Irak Kürdistan Bölgesinde bulunan İslami partilerin yöntem, düşünüş tarzları ve toplumsal ve siyasal etki dereceleri birbirinden farklı olsalar da birtakım ortak yönlere de sahipler. Bu ortak yönler şöyle sıralanabilir:

Bu hareketler, Kürt yoğunluklu hareketler olarak görünmektedirler. Kürtlerin büyük oranda Sünni olmalarından dolayı hareketlerin tümü sosyolojik anlamda Sünni hareketler olarak nitelendirilebilir. Bugün üç hareket de siyasal parti olarak mücadele etmektedirler ve bu çerçevede değişen oranlarda milletvekillerine sahiptirler.
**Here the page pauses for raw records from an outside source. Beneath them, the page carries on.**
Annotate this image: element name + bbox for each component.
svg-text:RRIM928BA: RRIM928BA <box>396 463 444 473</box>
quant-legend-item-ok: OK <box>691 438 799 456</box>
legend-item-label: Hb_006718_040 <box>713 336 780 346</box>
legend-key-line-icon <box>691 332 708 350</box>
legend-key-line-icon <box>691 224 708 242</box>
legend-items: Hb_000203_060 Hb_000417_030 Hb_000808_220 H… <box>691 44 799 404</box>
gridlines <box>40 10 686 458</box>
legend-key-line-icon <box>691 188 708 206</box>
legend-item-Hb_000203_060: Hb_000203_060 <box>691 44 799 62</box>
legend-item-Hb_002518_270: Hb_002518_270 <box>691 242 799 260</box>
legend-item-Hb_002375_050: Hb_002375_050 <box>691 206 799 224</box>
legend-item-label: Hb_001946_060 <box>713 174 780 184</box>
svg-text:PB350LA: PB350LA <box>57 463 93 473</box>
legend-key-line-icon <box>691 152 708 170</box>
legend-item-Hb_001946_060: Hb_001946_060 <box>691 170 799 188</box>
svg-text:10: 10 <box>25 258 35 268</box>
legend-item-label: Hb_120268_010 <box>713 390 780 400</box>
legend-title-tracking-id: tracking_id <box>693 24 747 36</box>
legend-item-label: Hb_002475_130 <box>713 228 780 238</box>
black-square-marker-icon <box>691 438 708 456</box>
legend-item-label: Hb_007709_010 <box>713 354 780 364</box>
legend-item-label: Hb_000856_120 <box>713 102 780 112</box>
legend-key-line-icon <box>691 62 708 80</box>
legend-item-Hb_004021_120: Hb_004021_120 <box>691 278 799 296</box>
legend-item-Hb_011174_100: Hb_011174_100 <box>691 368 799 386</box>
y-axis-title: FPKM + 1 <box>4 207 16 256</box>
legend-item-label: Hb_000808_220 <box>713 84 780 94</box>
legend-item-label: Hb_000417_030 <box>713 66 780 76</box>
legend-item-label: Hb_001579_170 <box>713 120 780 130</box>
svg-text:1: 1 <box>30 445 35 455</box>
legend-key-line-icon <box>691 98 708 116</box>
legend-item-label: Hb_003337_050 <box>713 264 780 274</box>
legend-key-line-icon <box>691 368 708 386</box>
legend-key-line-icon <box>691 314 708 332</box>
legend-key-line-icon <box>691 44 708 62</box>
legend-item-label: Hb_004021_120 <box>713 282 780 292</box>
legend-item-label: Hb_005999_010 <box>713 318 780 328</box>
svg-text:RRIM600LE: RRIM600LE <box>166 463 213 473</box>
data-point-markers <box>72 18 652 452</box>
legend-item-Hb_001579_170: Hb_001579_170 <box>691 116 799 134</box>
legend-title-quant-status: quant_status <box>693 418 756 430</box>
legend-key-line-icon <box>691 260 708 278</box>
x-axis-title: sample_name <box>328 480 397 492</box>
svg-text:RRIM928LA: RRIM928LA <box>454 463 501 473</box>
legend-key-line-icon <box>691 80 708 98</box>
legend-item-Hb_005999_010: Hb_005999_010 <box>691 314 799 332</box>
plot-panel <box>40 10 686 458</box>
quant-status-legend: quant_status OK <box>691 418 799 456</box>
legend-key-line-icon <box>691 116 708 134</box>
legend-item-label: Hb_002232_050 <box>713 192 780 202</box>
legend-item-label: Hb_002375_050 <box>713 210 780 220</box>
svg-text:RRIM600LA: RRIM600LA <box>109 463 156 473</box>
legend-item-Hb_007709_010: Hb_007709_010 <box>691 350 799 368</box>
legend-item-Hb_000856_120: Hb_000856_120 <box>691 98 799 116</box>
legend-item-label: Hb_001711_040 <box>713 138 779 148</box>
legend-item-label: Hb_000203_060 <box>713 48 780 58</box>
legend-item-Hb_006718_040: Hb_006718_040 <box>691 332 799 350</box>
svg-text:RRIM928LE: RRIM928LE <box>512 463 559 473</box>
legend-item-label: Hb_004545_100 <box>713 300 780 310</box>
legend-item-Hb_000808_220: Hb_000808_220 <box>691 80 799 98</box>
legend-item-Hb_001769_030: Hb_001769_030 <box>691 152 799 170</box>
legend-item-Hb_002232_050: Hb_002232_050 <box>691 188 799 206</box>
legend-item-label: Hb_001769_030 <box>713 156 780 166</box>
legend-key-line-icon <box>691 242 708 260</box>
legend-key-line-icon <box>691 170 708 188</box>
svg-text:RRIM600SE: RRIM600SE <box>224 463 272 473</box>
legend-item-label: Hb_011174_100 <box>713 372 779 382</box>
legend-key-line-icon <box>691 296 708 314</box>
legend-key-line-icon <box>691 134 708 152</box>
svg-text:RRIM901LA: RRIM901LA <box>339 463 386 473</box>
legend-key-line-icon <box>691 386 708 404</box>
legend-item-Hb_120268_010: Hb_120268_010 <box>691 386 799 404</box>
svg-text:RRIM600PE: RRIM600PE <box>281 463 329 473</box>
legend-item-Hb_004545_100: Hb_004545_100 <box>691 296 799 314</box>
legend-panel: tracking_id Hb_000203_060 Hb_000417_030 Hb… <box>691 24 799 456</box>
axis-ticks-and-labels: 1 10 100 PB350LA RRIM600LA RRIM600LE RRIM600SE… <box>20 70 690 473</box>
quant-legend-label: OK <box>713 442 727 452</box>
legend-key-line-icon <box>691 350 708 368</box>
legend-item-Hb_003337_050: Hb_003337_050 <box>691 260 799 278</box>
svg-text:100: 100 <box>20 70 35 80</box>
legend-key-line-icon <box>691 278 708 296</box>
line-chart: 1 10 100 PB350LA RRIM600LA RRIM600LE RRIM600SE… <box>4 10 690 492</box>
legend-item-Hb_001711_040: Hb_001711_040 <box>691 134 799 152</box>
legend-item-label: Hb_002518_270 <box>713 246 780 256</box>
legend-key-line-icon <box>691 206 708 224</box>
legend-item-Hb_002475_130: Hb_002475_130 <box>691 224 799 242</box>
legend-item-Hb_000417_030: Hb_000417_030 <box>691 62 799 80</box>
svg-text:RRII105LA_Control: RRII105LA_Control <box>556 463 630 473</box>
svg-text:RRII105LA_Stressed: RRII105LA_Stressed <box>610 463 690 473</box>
Kürt sorununun çözümü ve Kürdistan bölgesinin statüsünün belirlenmesi gerektiği konusunda hemfikir gözükmektedirler. Son olarak da bölgenin siyasal yönetimini ellerinde bulunduran KDP ve KYB, İslami hareketler tarafından seküler laik partiler olarak nitelendirilmekte ve yine İslami hareketler bu partilerden farklı olarak kendilerinin laik ve seküler değil İslami parti olduklarını vurgulamaktadırlar.

Bölgede siyasal yönetim KDP ve KYB partileri arasında paylaşılmış bir görünüm arz etmektedir. İslami hareketlerin çalışmalarının, paylaşılmış iktidara alternatif bir muhalefeti içinde barındırıyor olmaları söz konusudur. Fakat birlikte hareket etme noktasında bir başarı elde edebilmiş değiller. Kürdistan devletinin bağımsızlığına yönelik gerçekleştirilen referandum meselesindeki farklı yaklaşımları birlikte hareket edememelerine örnek verilebilir.